Billy Joe lost the seat in the 1988 general election, but in 1994 he ran again for mayor of Port Hawkesbury, and won. On Saturday, November 29, 2014, while I was driving back to the courthouse after a good night’s sleep, just as Chief Justice Kennedy had suggested, Billy Joe MacLean was still in office. By the time he retired, in 2016, he had spent fifty years in public life.
* * *
—
So now I’m back in Courtroom 3, attending to another day of deliberations. The jury has returned, not with a verdict but with a written question to the court—the public hasn’t heard what it is—and Justice Kennedy tells them he’ll discuss the matter with counsel in their absence and then bring them back to deliver his answer. The jury dutifully files out again.
Justice Kennedy reads their question. “The jury as a whole requests a re-explanation/review of the charge of second degree murder. Please also explain direct and indirect cause once again, as well as party to an offence.” He tells the lawyers that he will restate what he said yesterday and try to be as clear as he can, but that he is not going to deviate from the charge. Shane Russell has no difficulty with this. Luke Craggs thinks it may be helpful to remind the jury that the common thread through each of these is the Crown’s burden of proof.
The jury returns.
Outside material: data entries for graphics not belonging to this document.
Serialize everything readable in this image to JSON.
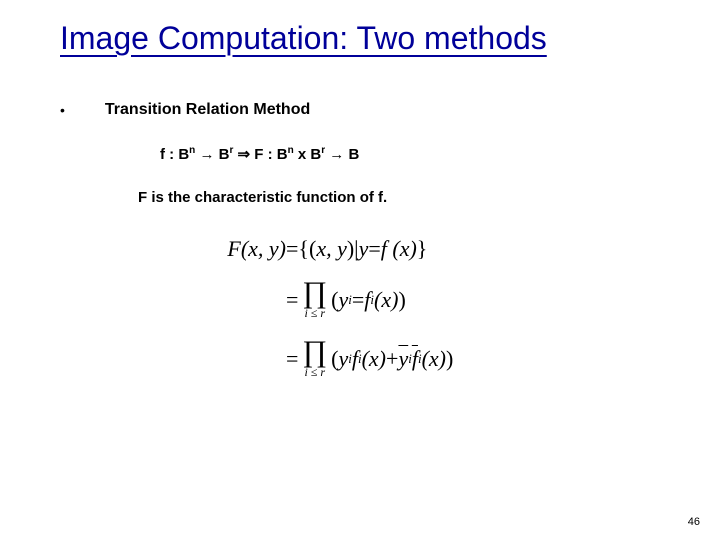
{
  "slide": {
    "title": "Image Computation: Two methods",
    "title_color": "#000099",
    "bullet_char": "•",
    "sub_heading": "Transition Relation Method",
    "formula": {
      "f_label": "f : B",
      "sup_n1": "n",
      "arrow1": " → B",
      "sup_r1": "r",
      "implies": " ⇒ F : B",
      "sup_n2": "n",
      "times": " x B",
      "sup_r2": "r",
      "arrow2": " → B"
    },
    "description": "F is the characteristic function of f.",
    "equations": {
      "line1": {
        "lhs": "F(x, y)",
        "eq": " = ",
        "rhs_open": "{(",
        "rhs_xy": "x, y",
        "rhs_mid": ")| ",
        "rhs_y": "y",
        "rhs_eq": " = ",
        "rhs_f": "f (x)",
        "rhs_close": "}"
      },
      "line2": {
        "eq": "= ",
        "prod_sub": "i ≤ r",
        "open": "(",
        "yi": "y",
        "yi_sub": "i",
        "mid": " = ",
        "fi": "f",
        "fi_sub": "i",
        "fx": " (x)",
        "close": ")"
      },
      "line3": {
        "eq": "= ",
        "prod_sub": "i ≤ r",
        "open": "(",
        "yi": "y",
        "yi_sub": "i ",
        "fi": "f",
        "fi_sub": "i",
        "fx": "(x) ",
        "plus": "+ ",
        "ybar": "y",
        "ybar_sub": "i",
        "sp": " ",
        "fbar": "f",
        "fbar_sub": "i",
        "fbx": "(x)",
        "close": ")"
      }
    },
    "page_number": "46"
  },
  "colors": {
    "background": "#ffffff",
    "title": "#000099",
    "text": "#000000"
  }
}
It takes Justice Kennedy most of an hour to review the matters that concerned them. But the heart of the issue is by now familiar. To convict James Landry, the Crown must prove, beyond a reasonable doubt, each of the five elements of second degree murder, starting with the identity of the accused, the time and place of the events, and the commission of an unlawful act by the accused. The prosecution must also prove that the unlawful act caused the death of the victim or significantly contributed to his death, and that the accused intended to cause that death.
What were the unlawful acts here? Shooting at Phillip and wounding him, and then gaffing him, dragging him thr
ough the water, tying him to an anchor, and dropping him in the sea.
“There’s no question, I would suggest to you, about the fact that there were unlawful acts here,” Justice Kennedy says. “The question becomes the cause of death and the intent.”
At 10:25 the jury returns to its deliberations and the crowd to its vigil in the lobby.
Noon: let’s grab a sandwich.
One o’clock.
Two o’clock.
Three o’clock.
John Langley pops into the lobby. After a distinguished career as a lawyer—he’s a Queen’s Counsel—John now spends much of his time cruising the world on Cunard ships, lecturing about the line and its founder, Sir Samuel Cunard (1787–1865). But he’s still a lawyer, and he’s intensely interested in this case.
“No verdict yet?” he asks.
“Nothing yet, no.”
“The verdict will be manslaughter,” says John. “I’ve seen a dozen of these things and I know exactly what’s going on in that jury room. They’re saying ‘Yeah, it’s murder—but the son of a bitch deserved it. Call it manslaughter.’ ”
The jury returns at 4:00.
The verdict is manslaughter.
12
MIDNIGHT SLIDER
ISLAND VOICES
“Midnight Slider was the name of his boat, but it’s a pretty fair name for Phillip, too. He was always out there somewhere, sliding around in the middle of the night—in the woods, on the water, you never knew where. He kept threatening people that he’d burn them out, he’d kill them—and how could you know that he wouldn’t? Maybe one night he would.”